Há no “chamamento” poder que o traz; sem este ele não pode vir. Sejam dignos, diz ele, da vocação, do chamamento pelo qual vocês foram chamados. Temos que viver como quem compreende que fomos chamados por Deus para esta “vocação celestial”. Fomos chamados para esta “maravilhosa e elevada” vocação, e as nossas vidas devem combinar com a vocação e estar em conformidade com ela.

Relembremos o que o apóstolo já nos ensinou no capítulo 1:18, desta epístola:

“iluminados os olhos do vosso coração, para saberdes qual é a esperança do seu chamamento...”

Também devemos ter o cuidado de lembrar que esta é uma oração que Paulo faz em favor de cristãos.

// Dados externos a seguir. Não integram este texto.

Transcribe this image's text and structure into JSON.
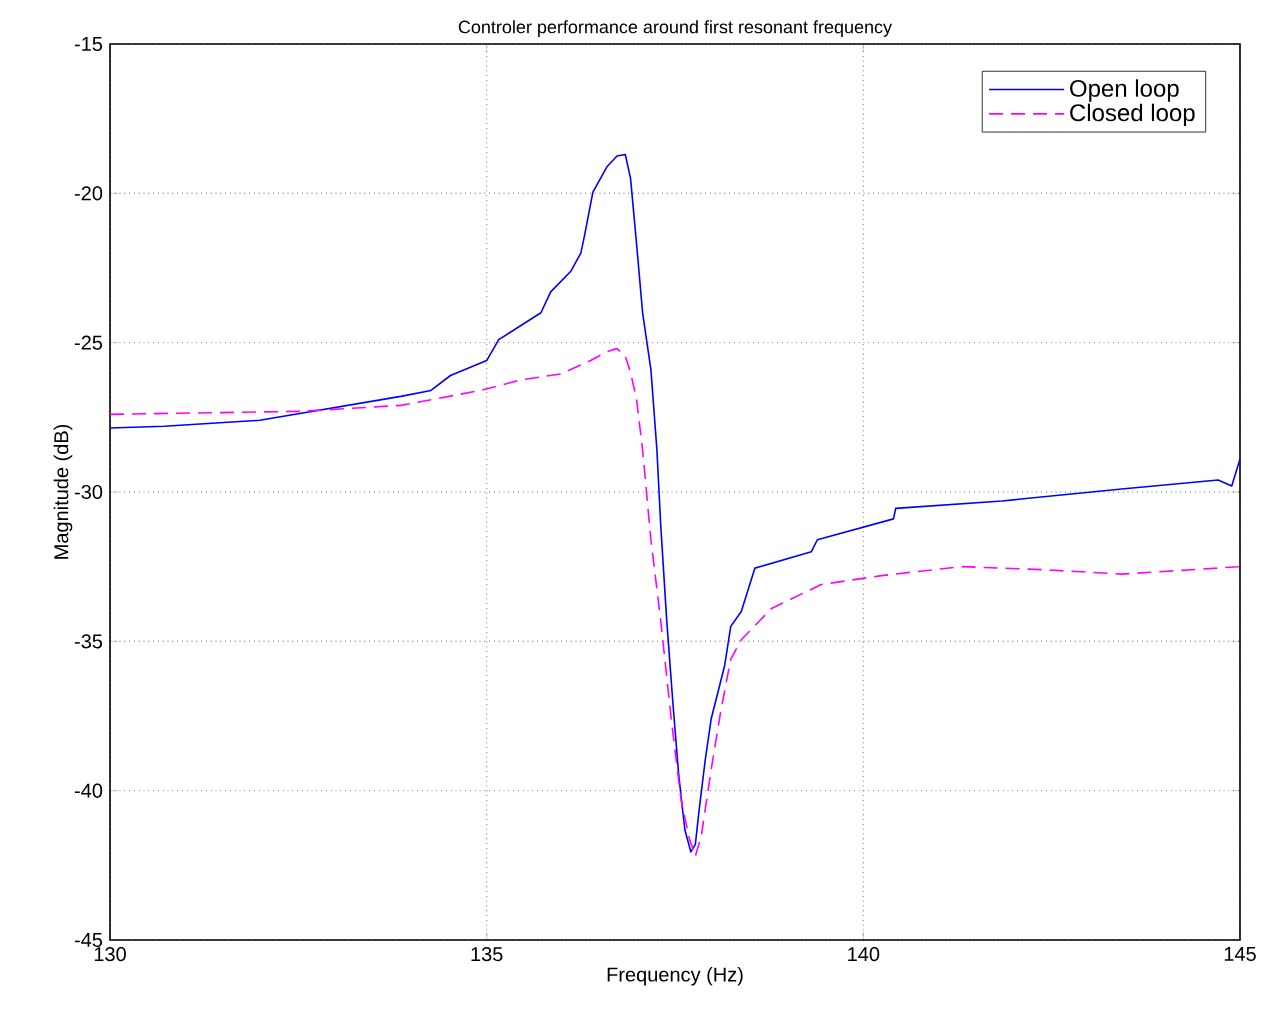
{
  "chart_data": {
    "type": "line",
    "title": "Controler performance around first resonant frequency",
    "xlabel": "Frequency (Hz)",
    "ylabel": "Magnitude (dB)",
    "xlim": [
      130,
      145
    ],
    "ylim": [
      -45,
      -15
    ],
    "xticks": [
      130,
      135,
      140,
      145
    ],
    "yticks": [
      -45,
      -40,
      -35,
      -30,
      -25,
      -20,
      -15
    ],
    "grid": true,
    "legend": "top right",
    "series": [
      {
        "name": "Open loop",
        "color": "#0000ff",
        "line_style": "solid",
        "x": [
          130,
          130.72,
          131.99,
          133.86,
          134.26,
          134.52,
          135,
          135.16,
          135.72,
          135.85,
          136.12,
          136.25,
          136.3,
          136.41,
          136.6,
          136.73,
          136.84,
          136.91,
          136.99,
          137.07,
          137.18,
          137.26,
          137.31,
          137.39,
          137.47,
          137.55,
          137.63,
          137.71,
          137.77,
          137.82,
          137.9,
          137.98,
          138.16,
          138.24,
          138.38,
          138.56,
          139.31,
          139.39,
          140.4,
          140.43,
          141.84,
          143.43,
          144.71,
          144.89,
          145
        ],
        "values": [
          -27.86,
          -27.8,
          -27.6,
          -26.8,
          -26.6,
          -26.1,
          -25.6,
          -24.9,
          -24.0,
          -23.3,
          -22.6,
          -22.0,
          -21.4,
          -19.96,
          -19.1,
          -18.75,
          -18.7,
          -19.5,
          -21.7,
          -24.0,
          -25.9,
          -28.6,
          -31.1,
          -34.3,
          -37.0,
          -39.5,
          -41.3,
          -42.05,
          -41.8,
          -40.65,
          -39.0,
          -37.6,
          -35.8,
          -34.5,
          -34.0,
          -32.55,
          -32.0,
          -31.6,
          -30.9,
          -30.55,
          -30.3,
          -29.9,
          -29.6,
          -29.8,
          -28.9
        ]
      },
      {
        "name": "Closed loop",
        "color": "#ff00ff",
        "line_style": "dashed",
        "x": [
          130,
          132.53,
          133.86,
          134.92,
          135.45,
          135.98,
          136.38,
          136.6,
          136.73,
          136.84,
          136.91,
          136.99,
          137.07,
          137.18,
          137.31,
          137.45,
          137.58,
          137.69,
          137.77,
          137.85,
          137.98,
          138.11,
          138.24,
          138.38,
          138.78,
          139.44,
          140.24,
          141.3,
          142.37,
          143.43,
          145
        ],
        "values": [
          -27.4,
          -27.3,
          -27.1,
          -26.6,
          -26.25,
          -26.05,
          -25.6,
          -25.3,
          -25.2,
          -25.45,
          -26.0,
          -26.9,
          -28.6,
          -31.6,
          -34.3,
          -37.6,
          -40.3,
          -41.6,
          -42.2,
          -41.5,
          -39.3,
          -37.3,
          -35.6,
          -34.95,
          -33.9,
          -33.1,
          -32.8,
          -32.5,
          -32.6,
          -32.75,
          -32.5
        ]
      }
    ]
  }
}
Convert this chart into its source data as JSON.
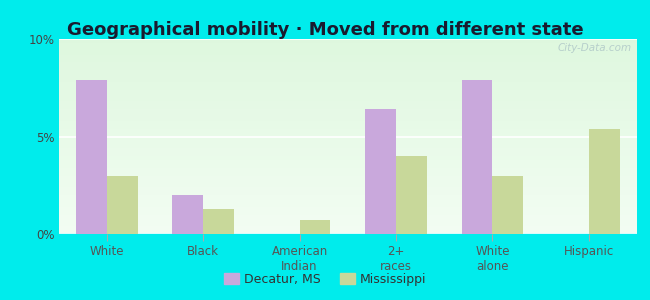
{
  "title": "Geographical mobility · Moved from different state",
  "categories": [
    "White",
    "Black",
    "American\nIndian",
    "2+\nraces",
    "White\nalone",
    "Hispanic"
  ],
  "decatur_values": [
    7.9,
    2.0,
    0.0,
    6.4,
    7.9,
    0.0
  ],
  "mississippi_values": [
    3.0,
    1.3,
    0.7,
    4.0,
    3.0,
    5.4
  ],
  "decatur_color": "#c9a8dc",
  "mississippi_color": "#c8d89a",
  "background_outer": "#00ECEC",
  "background_chart_top": "#f8fff8",
  "background_chart_bottom": "#d8f0d8",
  "ylim": [
    0,
    10
  ],
  "yticks": [
    0,
    5,
    10
  ],
  "ytick_labels": [
    "0%",
    "5%",
    "10%"
  ],
  "bar_width": 0.32,
  "legend_label_decatur": "Decatur, MS",
  "legend_label_mississippi": "Mississippi",
  "title_fontsize": 13,
  "tick_fontsize": 8.5,
  "legend_fontsize": 9,
  "watermark": "City-Data.com"
}
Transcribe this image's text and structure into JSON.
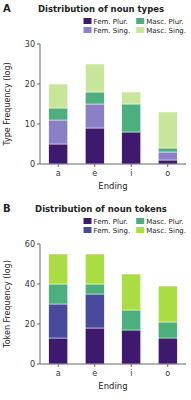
{
  "chart_data": [
    {
      "type": "bar",
      "stacked": true,
      "title": "Distribution of noun types",
      "xlabel": "Ending",
      "ylabel": "Type Frequency (log)",
      "annotations": [
        "A"
      ],
      "categories": [
        "a",
        "e",
        "i",
        "o"
      ],
      "series": [
        {
          "name": "Fem. Plur.",
          "color": "#3D1A6E",
          "values": [
            5,
            9,
            8,
            1
          ]
        },
        {
          "name": "Fem. Sing.",
          "color": "#8B80C8",
          "values": [
            6,
            6,
            0,
            2
          ]
        },
        {
          "name": "Masc. Plur.",
          "color": "#4CAF7D",
          "values": [
            3,
            3,
            7,
            1
          ]
        },
        {
          "name": "Masc. Sing.",
          "color": "#C8E69A",
          "values": [
            6,
            7,
            3,
            9
          ]
        }
      ],
      "ylim": [
        0,
        30
      ],
      "yticks": [
        0,
        10,
        20,
        30
      ],
      "grid": false,
      "legend": "upper right"
    },
    {
      "type": "bar",
      "stacked": true,
      "title": "Distribution of noun tokens",
      "xlabel": "Ending",
      "ylabel": "Token Frequency (log)",
      "annotations": [
        "B"
      ],
      "categories": [
        "a",
        "e",
        "i",
        "o"
      ],
      "series": [
        {
          "name": "Fem. Plur.",
          "color": "#3D1A6E",
          "values": [
            13,
            18,
            17,
            13
          ]
        },
        {
          "name": "Fem. Sing.",
          "color": "#4A4A9C",
          "values": [
            17,
            17,
            0,
            0
          ]
        },
        {
          "name": "Masc. Plur.",
          "color": "#4CAF7D",
          "values": [
            10,
            5,
            10,
            8
          ]
        },
        {
          "name": "Masc. Sing.",
          "color": "#AADD44",
          "values": [
            15,
            15,
            18,
            18
          ]
        }
      ],
      "ylim": [
        0,
        60
      ],
      "yticks": [
        0,
        20,
        40,
        60
      ],
      "grid": false,
      "legend": "upper right"
    }
  ]
}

Ele está orando aqui por aqueles que já estão em "Cristo Jesus", que são co-herdeiros com os santos, e que já foram selados com o Espírito Santo. Nunca estaremos numa situação em que não teremos mais essa necessidade. Enquanto estivermos aqui, e cercados de fraquezas, e num mundo pecaminoso, tendo na ver­dade um princípio do pecado que ainda resta em nós, necessitare­mos desta operação iluminadora do Espírito Santo. Jamais poderemos ter feriado espiritual. Nunca poderemos viver de uma reserva que tenhamos acumulado.

Se não nos dermos conta da nossa dependência do Espíri­to Santo, a Palavra não nos falará; Se lermos a Palavra de Deus sem orar pedindo iluminação, provavelmente colheremos bem pouco dela; Jamais devemos apartar-nos da consciência desta dependên­cia do poder e da iluminação do Espírito. Não há nada que seja tão trágico quanto o tipo de cristão que dá a impressão de que "já chegou". Isso geralmente resulta de se pensar na vida cristã unicamente em termos da experiência do perdão, da santificação, etc. Isso faz a pessoa pensar que já "chegou", que terminou, que já tem tudo! Dizem-nos as Escrituras: "esquecendo-nos das coisas que atrás ficam" (Fp 3:13), prosseguimos avante como fez Paulo, sempre desejosos de aprender mais e conhecer mais. O constante desejo das nossas vidas deve ser que "cresçamos na gra­ça e no conhecimento do Senhor" (2 Pe 3:18). Porventura oramos dia após dia a Deus, ao Deus de nosso Senhor Jesus Cristo, o Pai da glória, rogando que ilumine os olhos do nosso entendimento? Essa deve ser a nossa oração constante e diária. Sempre devemos prefa­ciar a nossa leitura da Palavra, orando pela nossa iluminação.